Reporters work primarily for newspapers, magazines and television stations. They typically receive assignments from editors, gather information on the assignment through research and interviews with sources, and then present it to viewers or readers. Reporters usually have a bachelor's degree in journalism, communications and broadcasting before finding employment. In some cases, reporters who work for a specialized magazine, newspaper or television channel might have a degree in a relevant content area. For example, a reporter of business news might have a degree in finance or economics.
According to the U.S. Bureau of Labor Statistics, reporters earned an average annual salary of $45,120 as of May 2012. The lowest-paid 10 percent of reporters made $20,770 or less per year, while the highest-paid 10 percent made $78,530 or more. Half of all reporters reported annual earnings ranging from $26,500 to $53,260 per year.

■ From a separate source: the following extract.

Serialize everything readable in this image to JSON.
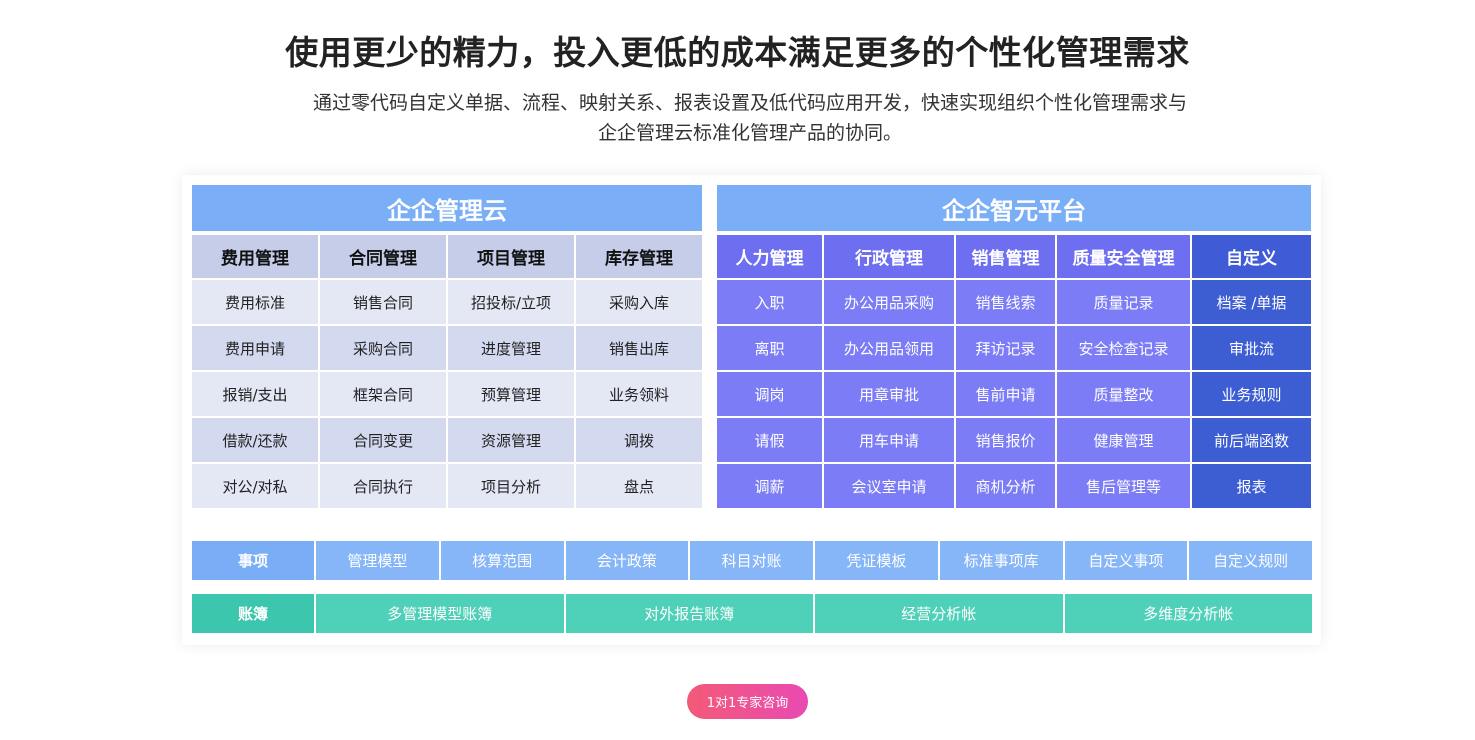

Depending on the industry they work for, pay for reporters can vary significantly. While newspapers and magazines were the single largest employers of reporters as of 2012, they also offered a relatively low rate of pay, at an average of $40,590 per year. Radio and television reporters fared better, earning an average of $50,640 per year. Reporters employed in cable television averaged $57,050 per year, while those employed by other information services such as websites and newswires earned an average of $58,280 per year.
Considering that they headquarter much of the nation's television industry as well as several high-circulation magazines and newspapers, it is perhaps unsurprising that Washington, D.C. and New York reported the highest average salaries for reporters in 2012. Those employed in D.C. averaged $74,150 per year, according to the BLS. Reporters employed in New York averaged $62,140 per year. Other high-paying states for this occupation included Massachusetts at $61,420 and Rhode Island at $59,060. At the very opposite end of the pay scale was Nebraska, where reporters averaged only $25,420 per year.
According to the Bureau of Labor Statistics, the outlook for aspiring reporters is bleak. Due to declining circulation in newspapers and magazines and consolidation of television news agencies, the number of jobs for reporters is expected to decline by 8 percent from 2010 to 2020, leading to a loss of about 3,900 jobs. That compares to a 14 percent projected growth rate for all occupations. While the number of reporter jobs is decreasing, many people still express interest in entering the field, which means that those who aspire to become reporters should expect strong competition for available job openings, especially in large cities. Candidates who had formal internships or worked on school papers should have the best chances for employment.